Martha Kyak from Pond Inlet translated her lines and recorded them so that Tiffany could memorize from repetition… listening over and over… and over and over.
She remains close to her grandmother and her aunts in Kugluktuk, going there every year with her mom to teach the techniques of paddling a canoe and kayak. And she offers storytelling workshops. As much as she loves Nunavut, Tiffany doesn’t plan on living there. Her heart is with her man who lives in Greenland. A successful actor himself, she beams when she talks about Greenland’s triumphs in keeping a strong Inuit culture, in part because it had a gentler colonization period compared to Nunavut’s.
“We’ve been through so much and still despite that we have a tenacity and a vivacious energy to survive and despite the effen cold winters and brutal conditions, we’re still here. Nice try, government! We’re still here, we’re still annoying!” she says with a laugh.
Like Angela, Tiffany has been using the arts to help struggling kids make sense of their changing worlds. The 27-year-old throat-singer wants to use her voice, skills and talents to address serious issues like abuse and suicide and to battle negativity. She likes pushing boundaries, but says she tries to be respectful at the same time.
My family and I try to be respectful too; respectful of the fact we are living on Dene land.

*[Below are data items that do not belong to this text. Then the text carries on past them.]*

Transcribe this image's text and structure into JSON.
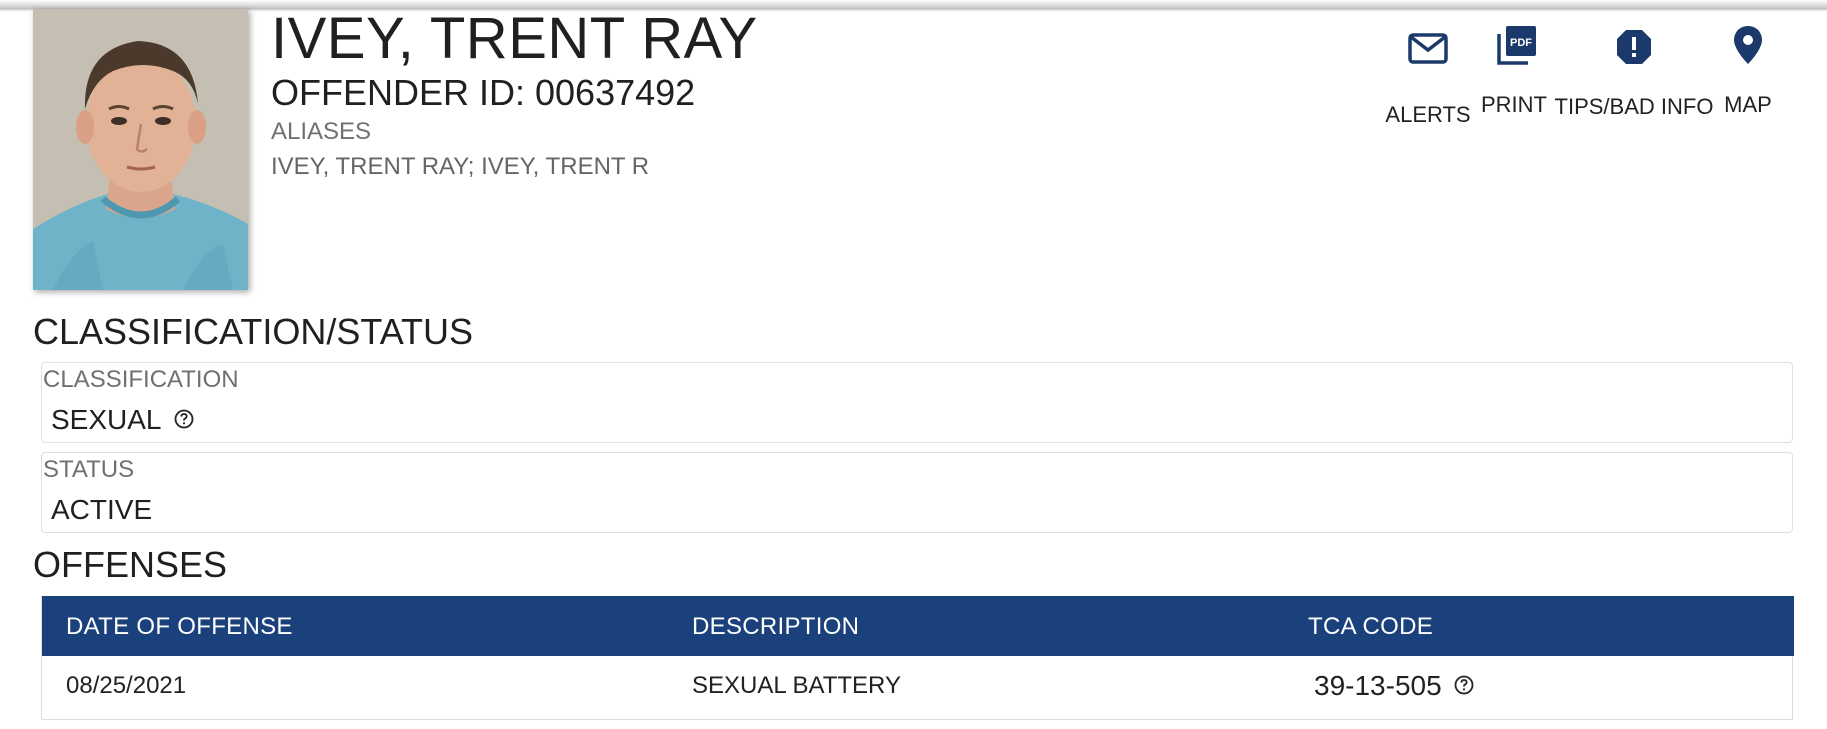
{
  "offender": {
    "name": "IVEY, TRENT RAY",
    "offender_id": "OFFENDER ID: 00637492",
    "aliases_label": "ALIASES",
    "aliases_value": "IVEY, TRENT RAY; IVEY, TRENT R"
  },
  "actions": {
    "alerts": {
      "label": "ALERTS",
      "icon": "envelope-icon"
    },
    "print": {
      "label": "PRINT",
      "icon": "pdf-icon"
    },
    "tips": {
      "label": "TIPS/BAD INFO",
      "icon": "alert-octagon-icon"
    },
    "map": {
      "label": "MAP",
      "icon": "map-pin-icon"
    }
  },
  "classification_status": {
    "title": "CLASSIFICATION/STATUS",
    "classification_label": "CLASSIFICATION",
    "classification_value": "SEXUAL",
    "status_label": "STATUS",
    "status_value": "ACTIVE"
  },
  "offenses": {
    "title": "OFFENSES",
    "headers": [
      "DATE OF OFFENSE",
      "DESCRIPTION",
      "TCA CODE"
    ],
    "rows": [
      [
        "08/25/2021",
        "SEXUAL BATTERY",
        "39-13-505"
      ]
    ]
  },
  "colors": {
    "accent": "#1b417c",
    "icon": "#1b3a6b",
    "muted_text": "#707070"
  }
}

And we take it one day at a time. Well, more like one year at a time. My husband and I tell each other: It doesn’t matter where we are, as long as we’re together, we’re home.
Our time with other Inuit who are also “just visiting” Yellowknife, times like when we feast together at Thanksgiving, are crucial to staying connected to our culture.
I survey the remnants of our Thanksgiving meal after our guests have left. Every scrap of country food has disappeared from the spread. No one even touched the turkey.